Proteins known as expansins, devoid of enzymatic activity, are essential for the relaxation of plant cell walls in plants. Bacterial expansin's biomechanical activity is measured via two custom protocols, which are detailed below. The initial investigation employs expansin to weaken the filter paper, a key element of the procedure. Creep (long-term, irreversible extension) is the focus of the second assay, applied to plant cell wall samples.
Cellulosomes, meticulously refined through evolution, are multi-enzymatic nanomachines that expertly break down plant biomass. Cellulosomal component integration is orchestrated by precisely arranged protein-protein interactions, linking the enzyme-associated dockerin modules to the numerous cohesin modules present on the scaffoldin. To effectively degrade plant cell wall polysaccharides, designer cellulosome technology was developed to provide insights into the roles of the catalytic (enzymatic) and structural (scaffoldin) cellulosomal components. Genomics and proteomics advancements have led to the discovery of intricately structured cellulosome complexes, consequently boosting the sophistication of designer-cellulosome technology. Consequently, our capacity to elevate the catalytic potential of artificial cellulolytic structures has been advanced by these higher-order designer cellulosomes. Procedures for the generation and application of such complex cellulosomal arrangements are documented in this chapter.

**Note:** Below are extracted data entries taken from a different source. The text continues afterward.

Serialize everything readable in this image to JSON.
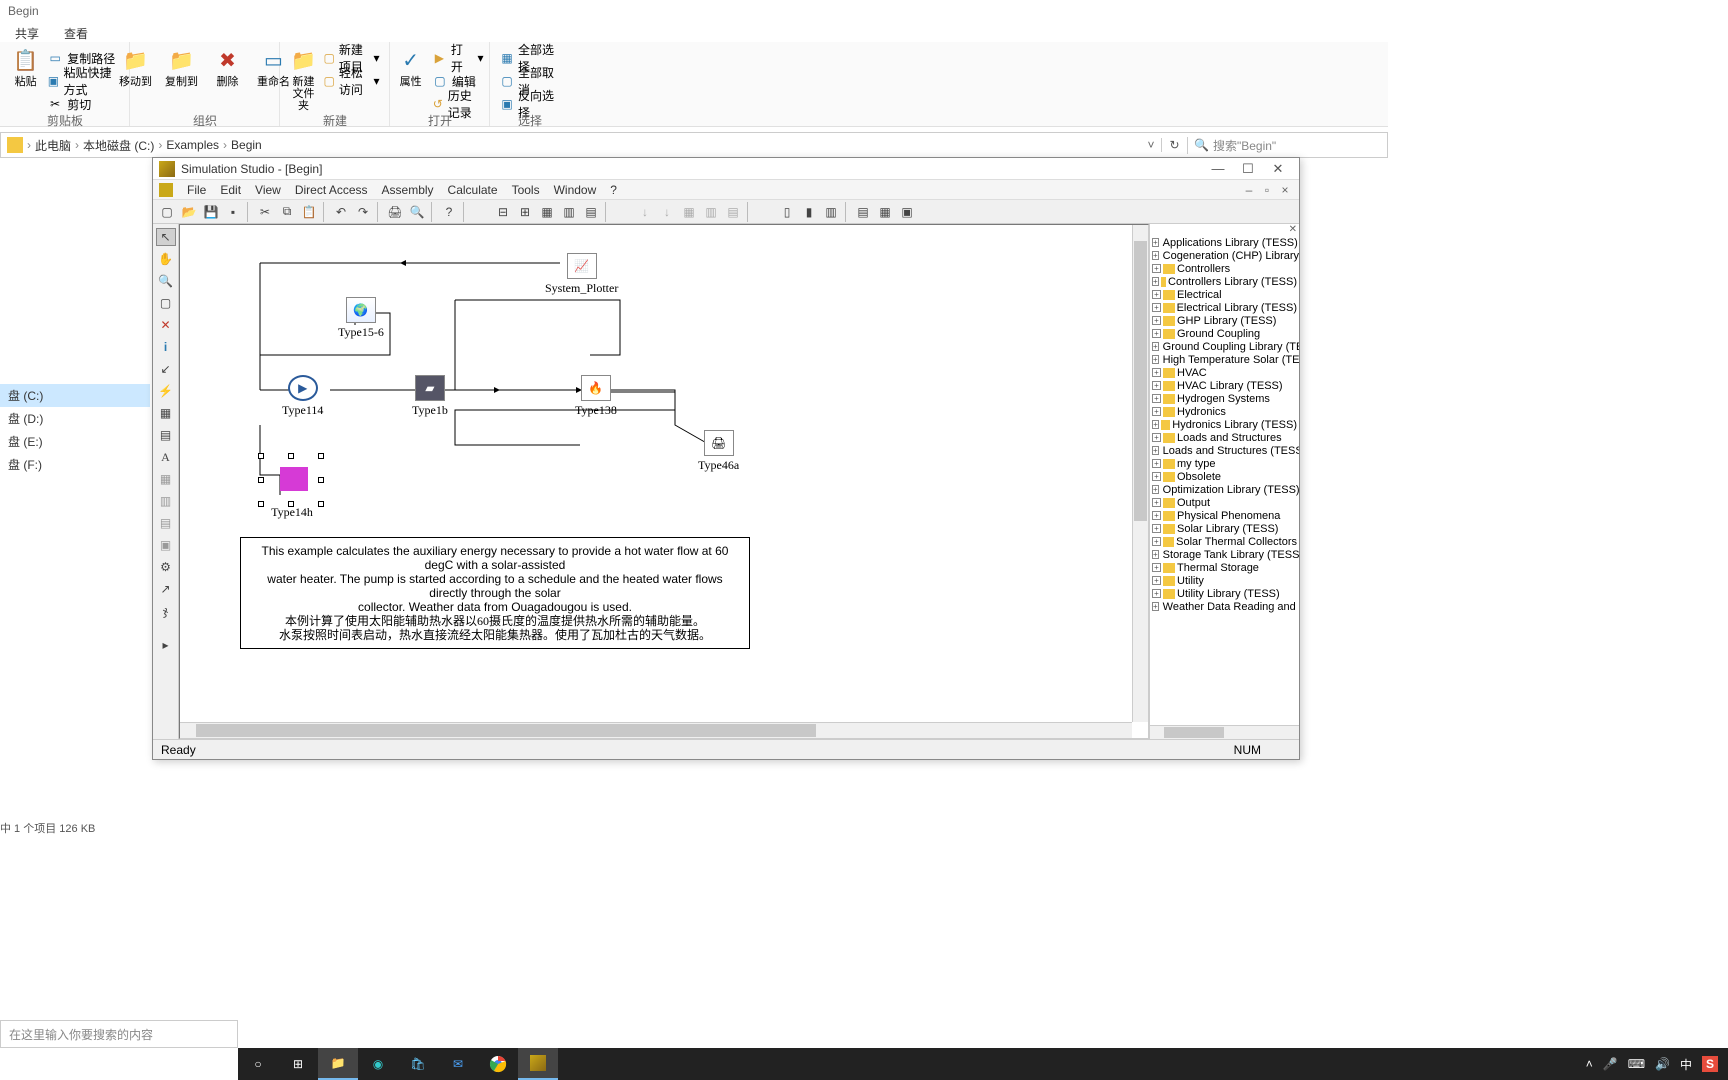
{
  "explorer": {
    "title": "Begin",
    "tabs": {
      "share": "共享",
      "view": "查看"
    },
    "ribbon": {
      "paste": "粘贴",
      "copy_path": "复制路径",
      "paste_shortcut": "粘贴快捷方式",
      "cut": "剪切",
      "move_to": "移动到",
      "copy_to": "复制到",
      "delete": "删除",
      "rename": "重命名",
      "new_folder": "新建\n文件夹",
      "new_item": "新建项目",
      "easy_access": "轻松访问",
      "properties": "属性",
      "open": "打开",
      "edit": "编辑",
      "history": "历史记录",
      "select_all": "全部选择",
      "select_none": "全部取消",
      "invert": "反向选择",
      "grp_clipboard": "剪贴板",
      "grp_organize": "组织",
      "grp_new": "新建",
      "grp_open": "打开",
      "grp_select": "选择"
    },
    "breadcrumb": {
      "pc": "此电脑",
      "drive": "本地磁盘 (C:)",
      "examples": "Examples",
      "begin": "Begin",
      "sep": "›"
    },
    "search_placeholder": "搜索\"Begin\"",
    "drives": {
      "c": "盘 (C:)",
      "d": "盘 (D:)",
      "e": "盘 (E:)",
      "f": "盘 (F:)"
    },
    "status": "中 1 个项目   126 KB"
  },
  "sim": {
    "title": "Simulation Studio - [Begin]",
    "menu": {
      "file": "File",
      "edit": "Edit",
      "view": "View",
      "direct": "Direct Access",
      "assembly": "Assembly",
      "calculate": "Calculate",
      "tools": "Tools",
      "window": "Window",
      "help": "?"
    },
    "canvas": {
      "plotter": "System_Plotter",
      "t15": "Type15-6",
      "t114": "Type114",
      "t1b": "Type1b",
      "t138": "Type138",
      "t46a": "Type46a",
      "t14h": "Type14h",
      "desc_en1": "This example calculates the auxiliary energy necessary to provide a hot water flow at 60 degC with a solar-assisted",
      "desc_en2": "water heater.  The pump is started according to a schedule and the heated water flows directly through the solar",
      "desc_en3": "collector.  Weather data from Ouagadougou is used.",
      "desc_cn1": "本例计算了使用太阳能辅助热水器以60摄氏度的温度提供热水所需的辅助能量。",
      "desc_cn2": "水泵按照时间表启动，热水直接流经太阳能集热器。使用了瓦加杜古的天气数据。"
    },
    "tree": [
      "Applications Library (TESS)",
      "Cogeneration (CHP) Library (T",
      "Controllers",
      "Controllers Library (TESS)",
      "Electrical",
      "Electrical Library (TESS)",
      "GHP Library (TESS)",
      "Ground Coupling",
      "Ground Coupling Library (TES",
      "High Temperature Solar (TES",
      "HVAC",
      "HVAC Library (TESS)",
      "Hydrogen Systems",
      "Hydronics",
      "Hydronics Library (TESS)",
      "Loads and Structures",
      "Loads and Structures (TESS)",
      "my type",
      "Obsolete",
      "Optimization Library (TESS)",
      "Output",
      "Physical Phenomena",
      "Solar Library (TESS)",
      "Solar Thermal Collectors",
      "Storage Tank Library (TESS)",
      "Thermal Storage",
      "Utility",
      "Utility Library (TESS)",
      "Weather Data Reading and P"
    ],
    "status": {
      "ready": "Ready",
      "num": "NUM"
    }
  },
  "taskbar": {
    "search": "在这里输入你要搜索的内容",
    "ime": "中"
  }
}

Lytic polysaccharide monooxygenases participate in the oxidative cleavage of glycosidic bonds present in a variety of polysaccharides. medical autonomy Cellulose or chitin activity is a common characteristic of the LMPOs examined so far, making the analysis of these activities the principal subject of this review. Significantly, the count of LPMOs engaged with different polysaccharides is on the rise. Cellulose, after processing by LPMOs, can undergo oxidation at either the C1 position, the C4 position, or both. These alterations, though resulting in only slight structural changes, nonetheless render both chromatographic separation and mass spectrometry-based product identification difficult tasks. The modifications in physicochemical characteristics stemming from oxidation must be considered when selecting analytical procedures. The oxidation of carbon one leads to a sugar that loses its reducing capacity, gaining instead acidic characteristics; oxidation at carbon four, in contrast, yields products that are highly susceptible to degradation at both extremely acidic and extremely alkaline conditions. These products display a keto-gemdiol equilibrium, which favors the gemdiol form significantly in aqueous solutions. Native products arise from the partial deterioration of C4-oxidized byproducts, which might explain claims of glycoside hydrolase activity in studies of LPMOs. Importantly, apparent glycoside hydrolase activity might be explained by the presence of trace levels of contaminating glycoside hydrolases, as these typically have significantly higher catalytic rates than LPMOs. In order to compensate for the low catalytic turnover rates of LPMOs, sensitive product detection methods are indispensable, consequently limiting the range of analytical procedures.